Kim and Curt Strahm are used to having a couple of athletic boys in their house.

When their two sons aged out, the couple welcomed in three new boys for the summer as a host family with the Springfield Drifters, which just completed its second season in the West Coast League, a summer college baseball circuit.

“It was fun for us because we miss having boys at home,” Kim Strahm said. “It wasn’t that long ago, so we do remember how much boys eat and sleep.”

That is a common refrain among the families who helped the Drifters provide a home away from home for players during the summer.

“We have a big house and we’re empty-nesters, so it was nice to bring a little action to the house,” said Gary Taylor, who hosted three players along with his wife, Jan. “Jan and I have been married for 30 years so to bring a third and fourth person into the house was a new dynamic and we enjoyed it. Jan is a boys’ mom, she gets along with boys and they respect her so it was nice to have that dynamic in the house and give back to the community and the Drifters.”

The Taylors have two children including 27-year old son Nicholas, who played football and wrestled as a youth.
“We are used to stinky young men,” joked Jan Taylor.

Brian and Canaia McDaniel still have two of their four children living at home, but welcomed in a couple Drifters as well during the summer.

“My kids looked forward to them coming home and it was fun to see the kids gravitate to that,” Brian McDaniel said. “As adults, we’ve raised kids so it is simple for us, but to see the kids get involved was great. If there was ever a recruiting process and the Drifters needed someone for people to call and see how it goes to be a host family, we would be that call.

It was truly a blessing to have those kids in our house and I look forward to next year. It was a great time for our family and a great way to give back.”

The Drifters are taking applications for families looking to host a player from June through August next summer with inquiries being sent to assistant general manager Kyle Whitty by email at [email protected]. The players are on the road for half of the season and return home late after home games and typically sleep in during the morning.

“I would recommend it to anyone with an interest in sports and supporting kids who are doing good things in the community,” Kim Strahm said. “It is a great time of the year with the weather and you can get outside and watch baseball and support them in your home by feeding them and making sure they are taken care of.”

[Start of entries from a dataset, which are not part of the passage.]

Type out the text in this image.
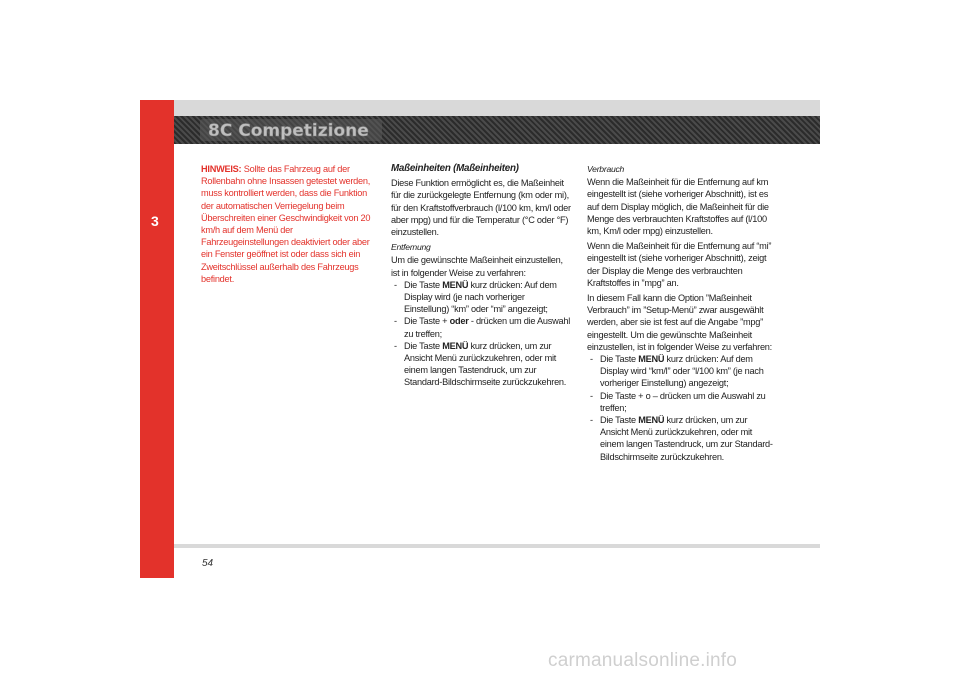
3
8C Competizione

HINWEIS: Sollte das Fahrzeug auf der Rollenbahn ohne Insassen getestet werden, muss kontrolliert werden, dass die Funktion der automatischen Verriegelung beim Überschreiten einer Geschwindigkeit von 20 km/h auf dem Menü der Fahrzeugeinstellungen deaktiviert oder aber ein Fenster geöffnet ist oder dass sich ein Zweitschlüssel außerhalb des Fahrzeugs befindet.

Maßeinheiten (Maßeinheiten)

Diese Funktion ermöglicht es, die Maßeinheit für die zurückgelegte Entfernung (km oder mi), für den Kraftstoffverbrauch (l/100 km, km/l oder aber mpg) und für die Temperatur (°C oder °F) einzustellen.

Entfernung

Um die gewünschte Maßeinheit einzustellen, ist in folgender Weise zu verfahren:

- Die Taste MENÜ kurz drücken: Auf dem Display wird (je nach vorheriger Einstellung) “km” oder “mi” angezeigt;
- Die Taste + oder - drücken um die Auswahl zu treffen;
- Die Taste MENÜ kurz drücken, um zur Ansicht Menü zurückzukehren, oder mit einem langen Tastendruck, um zur Standard-Bildschirmseite zurückzukehren.

Verbrauch

Wenn die Maßeinheit für die Entfernung auf km eingestellt ist (siehe vorheriger Abschnitt), ist es auf dem Display möglich, die Maßeinheit für die Menge des verbrauchten Kraftstoffes auf (l/100 km, Km/l oder mpg) einzustellen.

Wenn die Maßeinheit für die Entfernung auf “mi” eingestellt ist (siehe vorheriger Abschnitt), zeigt der Display die Menge des verbrauchten Kraftstoffes in ”mpg” an.

In diesem Fall kann die Option ”Maßeinheit Verbrauch” im ”Setup-Menü” zwar ausgewählt werden, aber sie ist fest auf die Angabe ”mpg” eingestellt. Um die gewünschte Maßeinheit einzustellen, ist in folgender Weise zu verfahren:

- Die Taste MENÜ kurz drücken: Auf dem Display wird “km/l” oder “l/100 km” (je nach vorheriger Einstellung) angezeigt;
- Die Taste + o – drücken um die Auswahl zu treffen;
- Die Taste MENÜ kurz drücken, um zur Ansicht Menü zurückzukehren, oder mit einem langen Tastendruck, um zur Standard-Bildschirmseite zurückzukehren.
54
carmanualsonline.info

Kim and Curt Strahm, who starred in softball and wrestling, respectively, at the University of Oregon, have two boys who also found athletic success at Sheldon High School and beyond. Connor Strahm played linebacker at Montana while Kellen Strahm plays in the minor leagues for the Texas Rangers.

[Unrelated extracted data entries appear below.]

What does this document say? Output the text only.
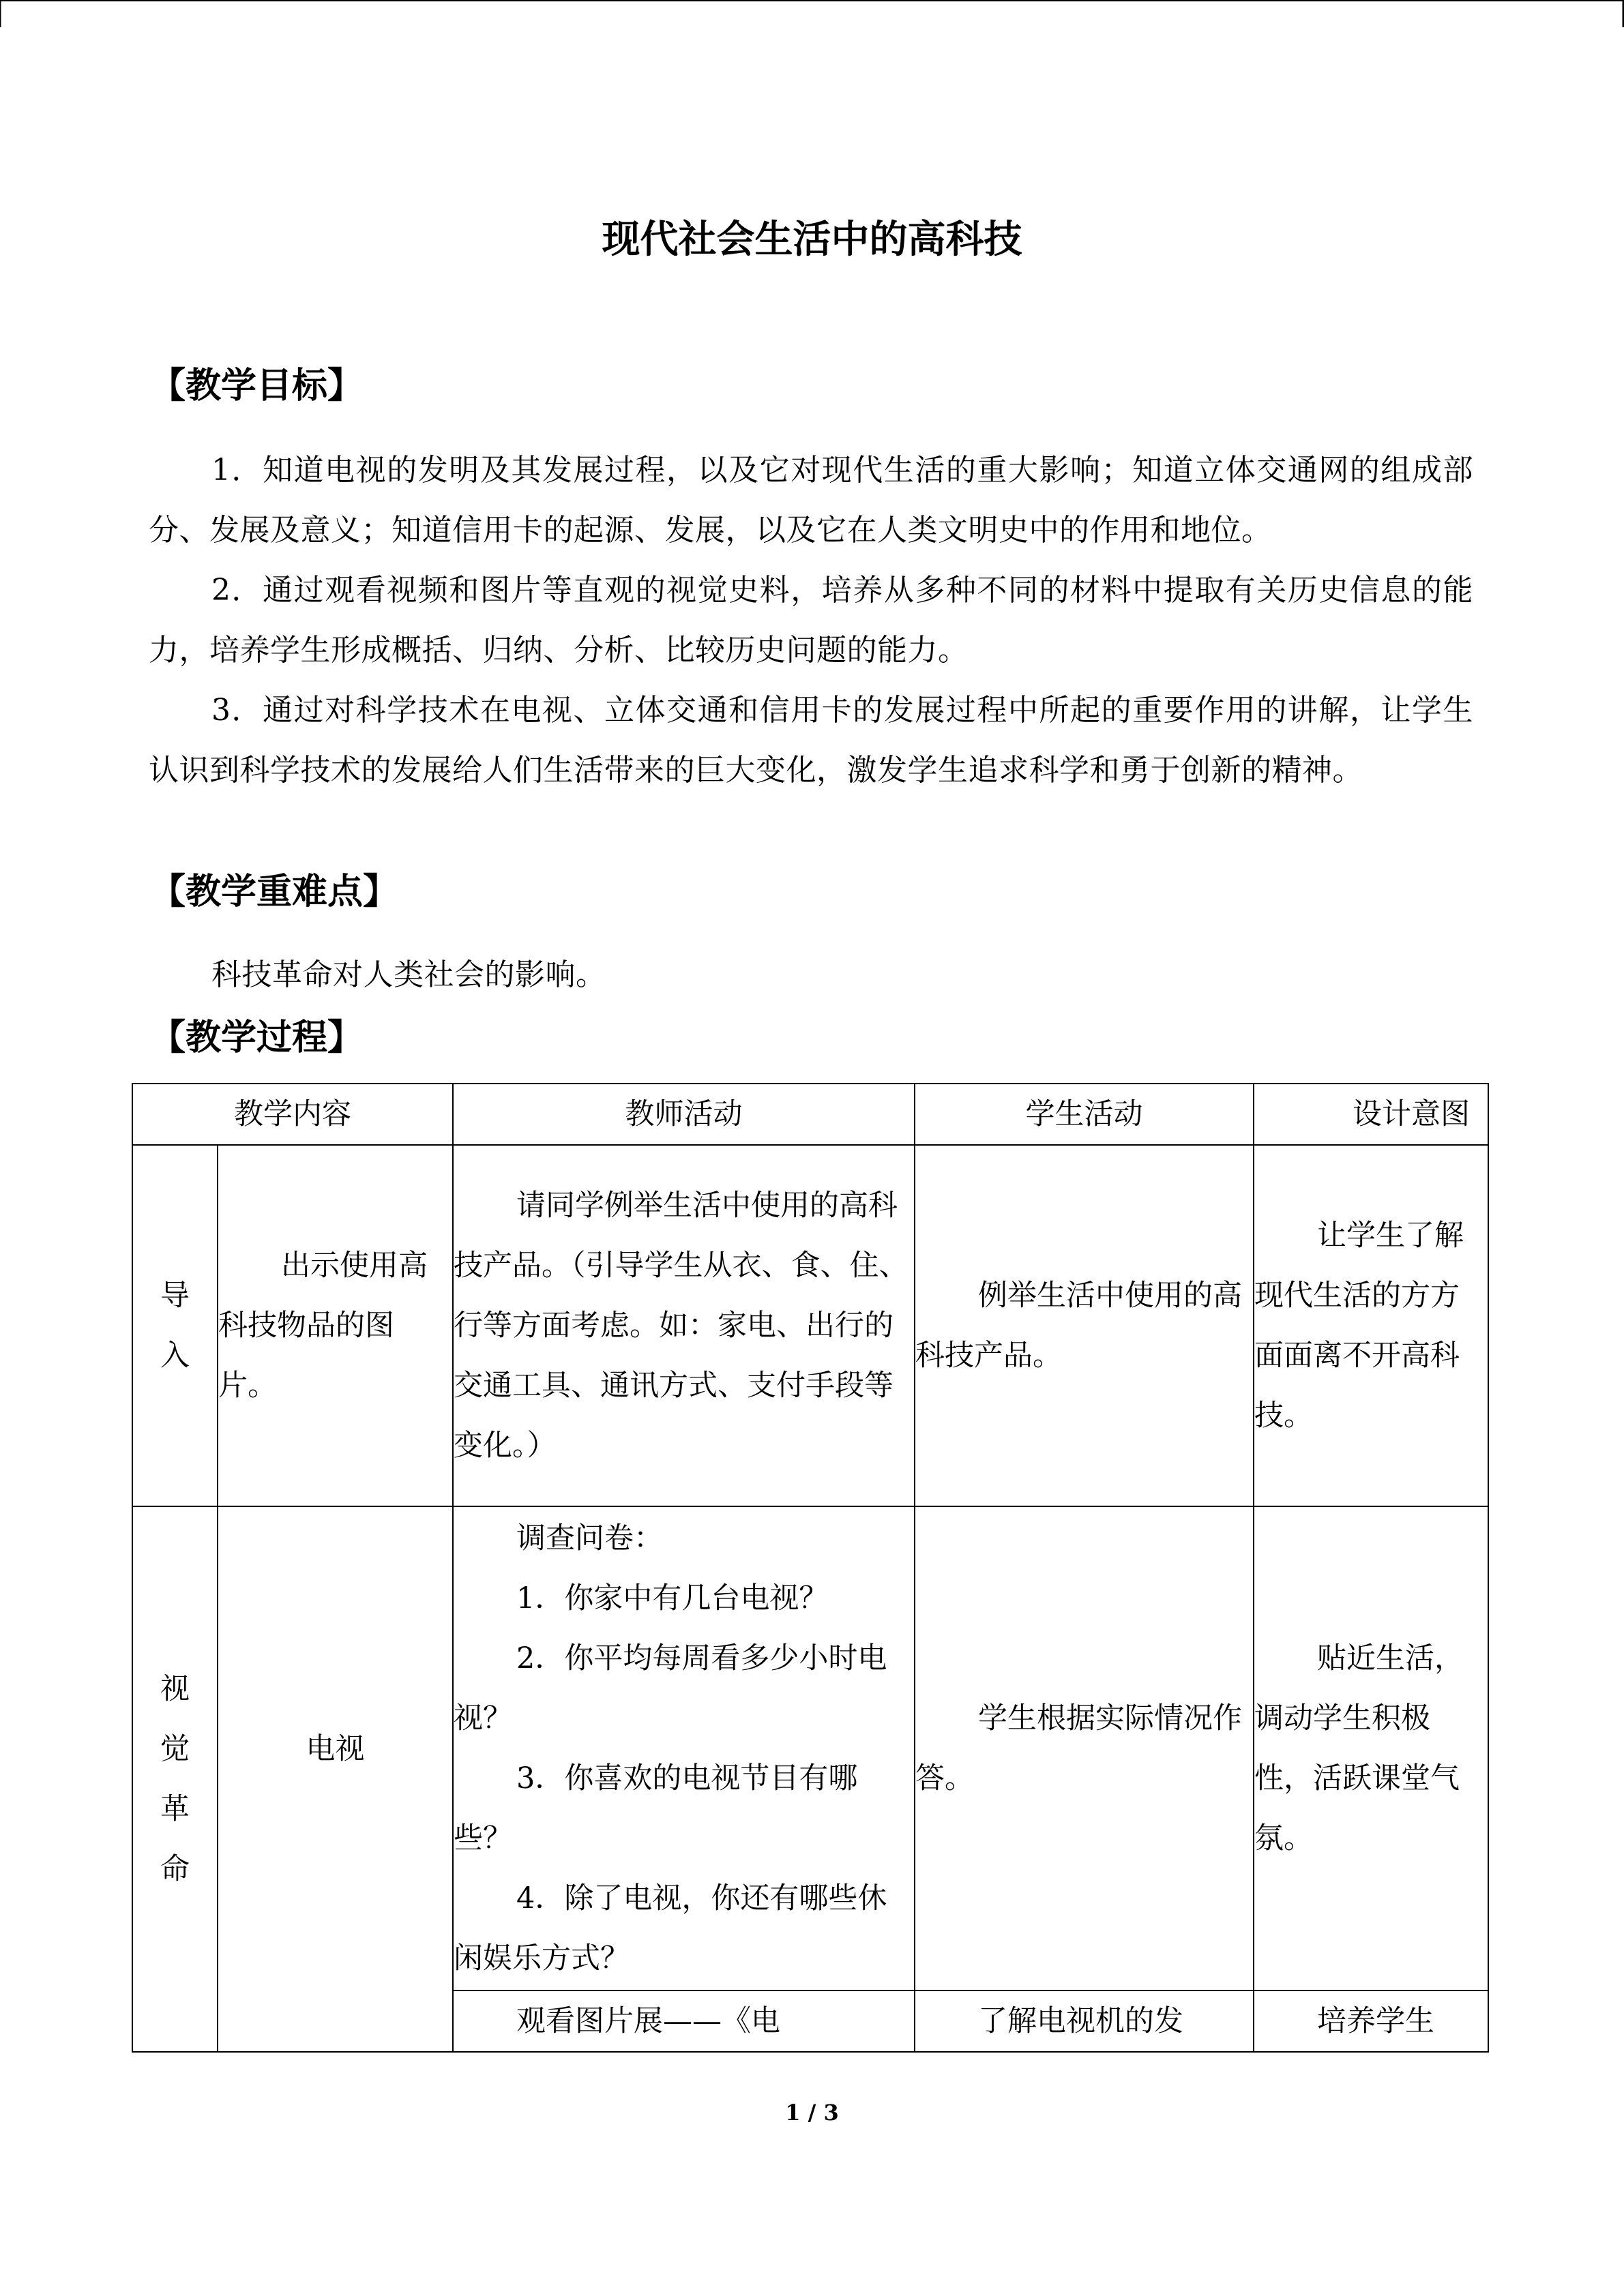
现代社会生活中的高科技
【教学目标】
1．知道电视的发明及其发展过程，以及它对现代生活的重大影响；知道立体交通网的组成部分、发展及意义；知道信用卡的起源、发展，以及它在人类文明史中的作用和地位。
2．通过观看视频和图片等直观的视觉史料，培养从多种不同的材料中提取有关历史信息的能力，培养学生形成概括、归纳、分析、比较历史问题的能力。
3．通过对科学技术在电视、立体交通和信用卡的发展过程中所起的重要作用的讲解，让学生认识到科学技术的发展给人们生活带来的巨大变化，激发学生追求科学和勇于创新的精神。
【教学重难点】
科技革命对人类社会的影响。
【教学过程】
教学内容		教师活动	学生活动	设计意图

导入	出示使用高科技物品的图片。	请同学例举生活中使用的高科技产品。（引导学生从衣、食、住、行等方面考虑。如：家电、出行的交通工具、通讯方式、支付手段等变化。）	例举生活中使用的高科技产品。	让学生了解现代生活的方方面面离不开高科技。

视觉革命	电视	调查问卷：
1．你家中有几台电视？
2．你平均每周看多少小时电视？
3．你喜欢的电视节目有哪些？
4．除了电视，你还有哪些休闲娱乐方式？	学生根据实际情况作答。	贴近生活，调动学生积极性，活跃课堂气氛。
		观看图片展——《电	了解电视机的发	培养学生
1 / 3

After hosting pitcher Hunter Dryden in the summer of 2022, the Strahms welcomed him back into their home along with catcher Joe Longo. When Longo left midway through the season, pitcher Kaden Alberghini took his room.

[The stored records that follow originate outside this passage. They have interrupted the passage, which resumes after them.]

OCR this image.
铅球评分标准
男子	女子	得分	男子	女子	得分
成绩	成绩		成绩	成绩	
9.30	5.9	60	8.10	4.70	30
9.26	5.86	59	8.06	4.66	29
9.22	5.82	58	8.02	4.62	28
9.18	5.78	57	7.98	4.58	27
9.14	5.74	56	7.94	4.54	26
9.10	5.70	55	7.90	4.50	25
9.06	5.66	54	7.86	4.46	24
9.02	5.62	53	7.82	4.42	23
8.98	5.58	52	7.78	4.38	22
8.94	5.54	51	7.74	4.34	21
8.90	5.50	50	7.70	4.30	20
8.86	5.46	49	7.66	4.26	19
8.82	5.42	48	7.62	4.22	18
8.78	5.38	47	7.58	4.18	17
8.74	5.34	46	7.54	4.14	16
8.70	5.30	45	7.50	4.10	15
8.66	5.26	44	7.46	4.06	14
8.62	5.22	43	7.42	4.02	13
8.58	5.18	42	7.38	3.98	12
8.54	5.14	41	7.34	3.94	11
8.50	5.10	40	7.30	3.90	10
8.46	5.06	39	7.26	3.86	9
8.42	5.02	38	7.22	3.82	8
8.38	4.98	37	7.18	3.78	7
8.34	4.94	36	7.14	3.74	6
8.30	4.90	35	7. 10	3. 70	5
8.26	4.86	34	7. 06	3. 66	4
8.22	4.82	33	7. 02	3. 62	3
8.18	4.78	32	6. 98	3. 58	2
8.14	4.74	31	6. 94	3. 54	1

“We didn’t know what to expect that first year so we had one player, but toward the end of the year we wished we had two so that Hunter would have someone to hang out with in his downtime,” Kim Strahm said. “It is surprising how little we saw them because we both work and are gone in the mornings. We would go to the games and about 70 percent of the time, we’d stay up and have dinner and visit with them after the games because we wouldn’t see them if we went to bed early.”

The Strahms had room upstairs for two players including a bathroom.

‘They didn’t have to come down except to eat, and they did that quite a bit,” Kim Strahm joked. “We’d have our grandkids over and the boys would play with them. It felt like a home to them so it was enjoyable.”

The McDaniels welcomed infielder Dawson Santana, a Lakeridge High School graduate who is not playing at Oregon State, before later adding a second player midway through the season.

“The McDaniels were super cool so it was awesome,” Santana said. “Some of the nicest people I have ever met and they gave us everything we needed and made sure the house had too much food. They planned around us and gave more than you could ask for. They were cool and super fun people so I was super thankful to be taken in by a family like that.”

The McDaniels took players out on their boat and often found about a dozen of them meeting up in their backyard following a game.

“I think what means the most is getting to know the kids,” Brian McDaniel said. “We would get pizza and put on the TV in our patio and everyone would be laughing. When we bring kids in, they are spoiled rotten from shampoo to food and snacks. We want to make sure they are comfortable and make it an experience that they will remember for a lifetime.”

The Taylors agreed to host catcher Reed Kellum and were later asked by Springfield co-owner Ike Olsson if they could take infielder Jaden Sheppard as well.

“I said that I had another room, but no bed, and the next day Ike had a bed delivered to our house so we had no choice but to take two,” Gary Taylor said.

Kellum arrived from Tulane and Sheppard from Fresno State.

“I was hesitant at first because Gary travels a lot so I was hesitant to have young men that I didn’t know in my house when my husband was gone,” Jan Taylor said. “Once we made the decision to do it, Reed’s profile said he was from Mississippi and going to Tulane and my whole family is from Louisiana so I thought ‘He’s my people’. He was great, respectful and easy to get along with. When we got Jayden, one of his grandmothers’s was from Mississippi so we could not have planned it better.”